District of Columbia Makes Last Pitch Before Supreme Court Appearance in Gun Ban Case

The District of Columbia made a final defense of its strict ban on handguns Wednesday, the last legal filing to the U.S. Supreme Court before the justices hear arguments on whether the city's three-decades old law is unconstitutional.

The case could produce the most in-depth examination of the constitutional right to "keep and bear arms" in nearly 70 years. Arguments are scheduled in two weeks.

In the brief, which is to be filed by midnight Wednesday, the district argues that the Second Amendment gives people the right to own guns in connection with service in a militia -- not to possess any weapon of their choosing for private purposes.

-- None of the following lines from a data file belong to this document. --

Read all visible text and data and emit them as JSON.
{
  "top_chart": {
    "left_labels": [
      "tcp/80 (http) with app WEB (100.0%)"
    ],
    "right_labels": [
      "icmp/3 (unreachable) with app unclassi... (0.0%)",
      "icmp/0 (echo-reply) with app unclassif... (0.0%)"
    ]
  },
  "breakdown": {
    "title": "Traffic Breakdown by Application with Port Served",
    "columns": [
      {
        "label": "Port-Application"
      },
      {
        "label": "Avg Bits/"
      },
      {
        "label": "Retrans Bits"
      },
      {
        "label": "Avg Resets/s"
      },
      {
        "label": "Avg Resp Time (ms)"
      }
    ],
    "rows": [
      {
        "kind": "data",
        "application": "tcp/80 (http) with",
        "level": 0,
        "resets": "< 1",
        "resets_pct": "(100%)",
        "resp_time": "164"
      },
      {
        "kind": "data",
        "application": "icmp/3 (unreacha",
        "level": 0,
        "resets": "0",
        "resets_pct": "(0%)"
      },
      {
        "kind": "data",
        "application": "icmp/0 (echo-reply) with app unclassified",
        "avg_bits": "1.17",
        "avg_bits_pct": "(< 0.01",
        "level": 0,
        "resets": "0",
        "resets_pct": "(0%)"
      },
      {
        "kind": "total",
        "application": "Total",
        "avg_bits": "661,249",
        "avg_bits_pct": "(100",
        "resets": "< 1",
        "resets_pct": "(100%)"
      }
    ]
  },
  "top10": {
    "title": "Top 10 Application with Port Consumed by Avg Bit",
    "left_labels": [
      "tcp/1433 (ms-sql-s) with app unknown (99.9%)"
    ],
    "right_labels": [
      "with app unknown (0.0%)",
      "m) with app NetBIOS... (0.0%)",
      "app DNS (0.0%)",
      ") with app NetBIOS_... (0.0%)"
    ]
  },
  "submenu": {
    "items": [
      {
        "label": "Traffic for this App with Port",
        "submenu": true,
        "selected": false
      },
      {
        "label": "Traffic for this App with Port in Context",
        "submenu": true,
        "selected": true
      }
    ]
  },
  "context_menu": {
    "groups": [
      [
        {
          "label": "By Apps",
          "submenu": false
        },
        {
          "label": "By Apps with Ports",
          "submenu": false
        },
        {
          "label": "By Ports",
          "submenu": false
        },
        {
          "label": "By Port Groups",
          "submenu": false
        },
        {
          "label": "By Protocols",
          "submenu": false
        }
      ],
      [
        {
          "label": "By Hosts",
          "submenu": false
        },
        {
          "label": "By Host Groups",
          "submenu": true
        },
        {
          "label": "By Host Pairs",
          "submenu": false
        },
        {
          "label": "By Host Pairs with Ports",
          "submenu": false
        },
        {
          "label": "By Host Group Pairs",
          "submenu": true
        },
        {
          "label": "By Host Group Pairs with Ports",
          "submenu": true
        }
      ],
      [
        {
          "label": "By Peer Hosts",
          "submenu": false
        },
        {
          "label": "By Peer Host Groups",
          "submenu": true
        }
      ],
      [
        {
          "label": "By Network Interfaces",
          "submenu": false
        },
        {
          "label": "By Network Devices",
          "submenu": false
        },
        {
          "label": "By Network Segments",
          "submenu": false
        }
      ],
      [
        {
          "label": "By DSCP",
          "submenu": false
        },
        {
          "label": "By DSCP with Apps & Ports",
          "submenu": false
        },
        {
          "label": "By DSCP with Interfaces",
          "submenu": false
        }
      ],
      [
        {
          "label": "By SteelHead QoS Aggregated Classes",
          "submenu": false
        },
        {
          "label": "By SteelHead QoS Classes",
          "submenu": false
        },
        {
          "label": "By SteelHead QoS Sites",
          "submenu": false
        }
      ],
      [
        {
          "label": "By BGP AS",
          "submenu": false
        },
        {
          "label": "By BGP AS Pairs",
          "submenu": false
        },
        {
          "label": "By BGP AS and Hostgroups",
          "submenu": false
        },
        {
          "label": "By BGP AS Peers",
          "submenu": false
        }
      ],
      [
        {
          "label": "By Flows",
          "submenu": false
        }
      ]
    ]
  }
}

The city also claims the handgun ban affects only the district -- arguing that the district, like states, has the right to make its own laws. Finally, the district argues its laws do not outlaw all firearms, just handguns.

"The laws of the District of Columbia do not in fact take away the right to keep and bear arms, they were focused on one particular kind of weapon that is particularly dangerous in an urban setting," said Walter Dellinger, a former U.S. solicitor general who will argue the case for the city.

"The citizens of this city really urge us to continue this fight," Mayor Adrian M. Fenty said.

Lawyers for Dick Anthony Heller, a security guard challenging the city's gun laws, have argued that ban must be overturned because it is too broad to comply with the Second Amendment.

Washington's law largely prohibits private ownership of handguns and places strict limits on how other firearms, such as shotguns, can be kept and stored. City officials say that despite the district's relatively high homicide rate, the law passed in 1976 has helped keep violence in check and that it would be much worse if guns were legal.

Six city residents sued, saying they had an individual right to own a gun under the Second Amendment. Courts had generally held that the amendment established only the collective right of states to regulate guns for the purpose of maintaining militias.

But last year, a three-judge panel of the U.S. Court of Appeals for the D.C. Circuit ruled 2-to-1 that the amendment also protects the right of individuals to privately own guns. The city appealed to the Supreme Court, which will hear oral arguments March 18.

More than 60 outside groups have filed briefs with the Supreme Court for both sides of the case.